The Trump Administration, not satisfied with forming a denaturalization task force, throwing Latino citizens out of the military, and putting the children of immigrants in cages, is now attempting to revoke the citizenship of Latinos born on the border of Mexico and Texas, a horrifyingly authoritarian move that puts thousands of naturalized U.S. citizens at risk. A horrifying Washington Postarticle revealed that these Latino citizens are having their passports revoked in the name of "citizenship fraud," a problem that, like voter fraud, doesn't exist in substantial numbers to justify a change in policy, but is enough of a bogeyman for them to justify their end results.
The reasoning behind this has to do with the long-standing practice of Latinos having midwives who assist in childbirth (a common practice at the border since many who rely on it are too poor to afford a hospital visit) forge U.S. birth certificates. In the 90s, Elizabeth Lopez was accused of filling out 150 birth certificates for the children she helped deliver, the majority of which were false. She was uncovered with several other midwives in the Rio Grande Valley who did the same thing. Under President George W. Bush, the U.S. State Department denied passports to children born in this area; shortly after Barack Obama took office, the government settled with the ACLU to end this practice, allowing all who had previously been deemed ineligible to reapply for a passport.

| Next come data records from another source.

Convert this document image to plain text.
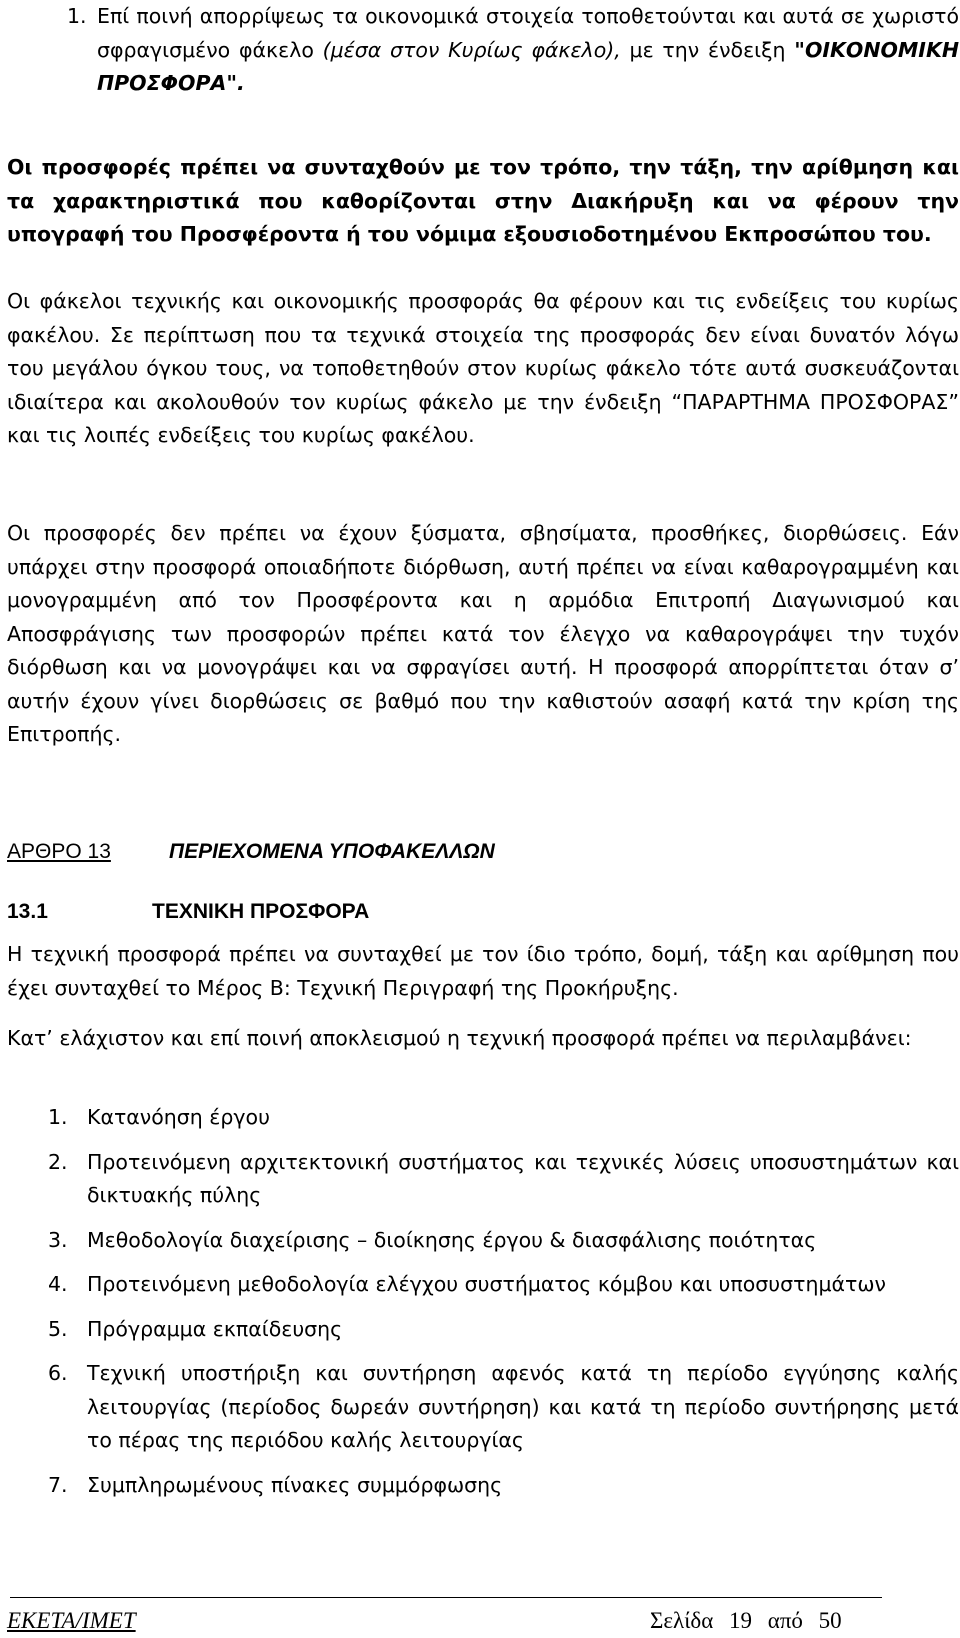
1. Επί ποινή απορρίψεως τα οικονομικά στοιχεία τοποθετούνται και αυτά σε χωριστό σφραγισμένο φάκελο (μέσα στον Κυρίως φάκελο), με την ένδειξη "ΟΙΚΟΝΟΜΙΚΗ ΠΡΟΣΦΟΡΑ".

Οι προσφορές πρέπει να συνταχθούν με τον τρόπο, την τάξη, την αρίθμηση και τα χαρακτηριστικά που καθορίζονται στην Διακήρυξη και να φέρουν την υπογραφή του Προσφέροντα ή του νόμιμα εξουσιοδοτημένου Εκπροσώπου του.

Οι φάκελοι τεχνικής και οικονομικής προσφοράς θα φέρουν και τις ενδείξεις του κυρίως φακέλου. Σε περίπτωση που τα τεχνικά στοιχεία της προσφοράς δεν είναι δυνατόν λόγω του μεγάλου όγκου τους, να τοποθετηθούν στον κυρίως φάκελο τότε αυτά συσκευάζονται ιδιαίτερα και ακολουθούν τον κυρίως φάκελο με την ένδειξη “ΠΑΡΑΡΤΗΜΑ ΠΡΟΣΦΟΡΑΣ” και τις λοιπές ενδείξεις του κυρίως φακέλου.

Οι προσφορές δεν πρέπει να έχουν ξύσματα, σβησίματα, προσθήκες, διορθώσεις. Εάν υπάρχει στην προσφορά οποιαδήποτε διόρθωση, αυτή πρέπει να είναι καθαρογραμμένη και μονογραμμένη από τον Προσφέροντα και η αρμόδια Επιτροπή Διαγωνισμού και Αποσφράγισης των προσφορών πρέπει κατά τον έλεγχο να καθαρογράψει την τυχόν διόρθωση και να μονογράψει και να σφραγίσει αυτή. Η προσφορά απορρίπτεται όταν σ’ αυτήν έχουν γίνει διορθώσεις σε βαθμό που την καθιστούν ασαφή κατά την κρίση της Επιτροπής.

ΑΡΘΡΟ 13	ΠΕΡΙΕΧΟΜΕΝΑ ΥΠΟΦΑΚΕΛΛΩΝ
13.1	ΤΕΧΝΙΚΗ ΠΡΟΣΦΟΡΑ

Η τεχνική προσφορά πρέπει να συνταχθεί με τον ίδιο τρόπο, δομή, τάξη και αρίθμηση που έχει συνταχθεί το Μέρος Β: Τεχνική Περιγραφή της Προκήρυξης.

Κατ’ ελάχιστον και επί ποινή αποκλεισμού η τεχνική προσφορά πρέπει να περιλαμβάνει:

1. Κατανόηση έργου
2. Προτεινόμενη αρχιτεκτονική συστήματος και τεχνικές λύσεις υποσυστημάτων και δικτυακής πύλης
3. Μεθοδολογία διαχείρισης – διοίκησης έργου & διασφάλισης ποιότητας
4. Προτεινόμενη μεθοδολογία ελέγχου συστήματος κόμβου και υποσυστημάτων
5. Πρόγραμμα εκπαίδευσης
6. Τεχνική υποστήριξη και συντήρηση αφενός κατά τη περίοδο εγγύησης καλής λειτουργίας (περίοδος δωρεάν συντήρηση) και κατά τη περίοδο συντήρησης μετά το πέρας της περιόδου καλής λειτουργίας
7. Συμπληρωμένους πίνακες συμμόρφωσης
ΕΚΕΤΑ/ΙΜΕΤ	Σελίδα 19 από 50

In a recent, statement, the State Department justified this change in policy, arguing:
"[Applicants] who have birth certificates filed by a midwife or other birth attendant suspected of having engaged in fraudulent activities, as well as applicants who have both a U.S. and foreign birth certificate, are asked to provide additional documentation establishing they were born in the United States…Individuals who are unable to demonstrate that they were born in the United States are denied issuance of a passport.”

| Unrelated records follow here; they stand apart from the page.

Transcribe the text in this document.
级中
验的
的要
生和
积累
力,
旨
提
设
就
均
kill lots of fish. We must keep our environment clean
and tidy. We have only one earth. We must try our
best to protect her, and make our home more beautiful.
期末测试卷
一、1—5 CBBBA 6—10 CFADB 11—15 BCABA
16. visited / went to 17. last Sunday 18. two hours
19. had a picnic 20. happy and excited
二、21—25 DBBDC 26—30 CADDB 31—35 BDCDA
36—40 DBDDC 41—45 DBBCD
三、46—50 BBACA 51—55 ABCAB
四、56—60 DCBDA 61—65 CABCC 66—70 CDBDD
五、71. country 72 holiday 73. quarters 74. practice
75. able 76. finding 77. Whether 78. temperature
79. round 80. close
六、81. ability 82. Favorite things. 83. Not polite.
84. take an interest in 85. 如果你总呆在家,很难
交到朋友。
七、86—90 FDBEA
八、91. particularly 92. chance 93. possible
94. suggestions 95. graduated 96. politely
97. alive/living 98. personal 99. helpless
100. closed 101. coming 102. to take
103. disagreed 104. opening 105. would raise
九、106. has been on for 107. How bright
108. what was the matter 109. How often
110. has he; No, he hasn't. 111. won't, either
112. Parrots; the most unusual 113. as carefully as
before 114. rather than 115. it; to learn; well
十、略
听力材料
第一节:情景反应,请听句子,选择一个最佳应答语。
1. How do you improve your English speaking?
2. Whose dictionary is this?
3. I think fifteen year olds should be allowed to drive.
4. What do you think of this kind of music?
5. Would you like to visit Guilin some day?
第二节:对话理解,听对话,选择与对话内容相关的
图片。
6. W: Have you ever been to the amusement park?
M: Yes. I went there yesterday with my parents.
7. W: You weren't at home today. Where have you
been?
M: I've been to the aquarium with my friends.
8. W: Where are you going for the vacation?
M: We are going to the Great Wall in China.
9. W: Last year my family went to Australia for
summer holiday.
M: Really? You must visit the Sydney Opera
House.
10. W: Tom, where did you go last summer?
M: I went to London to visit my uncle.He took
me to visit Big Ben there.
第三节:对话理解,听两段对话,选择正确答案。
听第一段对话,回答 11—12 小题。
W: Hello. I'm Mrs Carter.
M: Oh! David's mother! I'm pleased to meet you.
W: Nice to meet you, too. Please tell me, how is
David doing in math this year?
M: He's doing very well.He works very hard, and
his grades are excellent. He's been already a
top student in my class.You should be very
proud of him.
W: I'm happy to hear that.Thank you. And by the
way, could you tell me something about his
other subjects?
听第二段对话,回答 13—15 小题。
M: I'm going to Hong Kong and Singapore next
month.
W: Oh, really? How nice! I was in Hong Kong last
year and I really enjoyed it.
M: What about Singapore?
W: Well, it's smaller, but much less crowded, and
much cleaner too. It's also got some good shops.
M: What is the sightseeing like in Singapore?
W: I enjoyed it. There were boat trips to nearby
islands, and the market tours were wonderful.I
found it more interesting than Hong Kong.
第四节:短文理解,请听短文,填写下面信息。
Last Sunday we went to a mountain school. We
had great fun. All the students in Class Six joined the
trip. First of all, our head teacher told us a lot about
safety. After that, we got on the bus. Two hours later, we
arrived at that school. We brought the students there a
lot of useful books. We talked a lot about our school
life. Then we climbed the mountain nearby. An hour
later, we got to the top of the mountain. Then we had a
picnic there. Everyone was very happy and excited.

The stories related in the Post article are gut-wrenching. Juan, a prison guard and former military officer, had his passport application rejected this year. When he complained, he was asked to produce several obscure documents to prove his citizenship, including his baptismal certificate and evidence of his mother's prenatal care. Although he was able to find some of these documents, they were not enough to placate the state department.
Last summer, a 35-year-old Latino citizen crossing the border from Reynosa, Mexico, into McAllen, Texas, was interrogated by customs when they took his passport. They tried to force him to admit he wasn't a citizen, but he refused. He was released after three days in a detention center but had his passport revoked and will face a deportation hearing next year. Many of those who can afford it are seeking legal representation, and the number of cases involving this activity are "skyrocketing," according to attorney Jennifer Correro.
It's difficult to imagine how things can get worse for the Latino population in the United States. Adolf Hitler was in power for two years before the Nuremberg Laws took away the rights of Jews to hold property and certain jobs. Trump, who has been power for even less time, is has matched his pace. One only hopes he doesn't get further.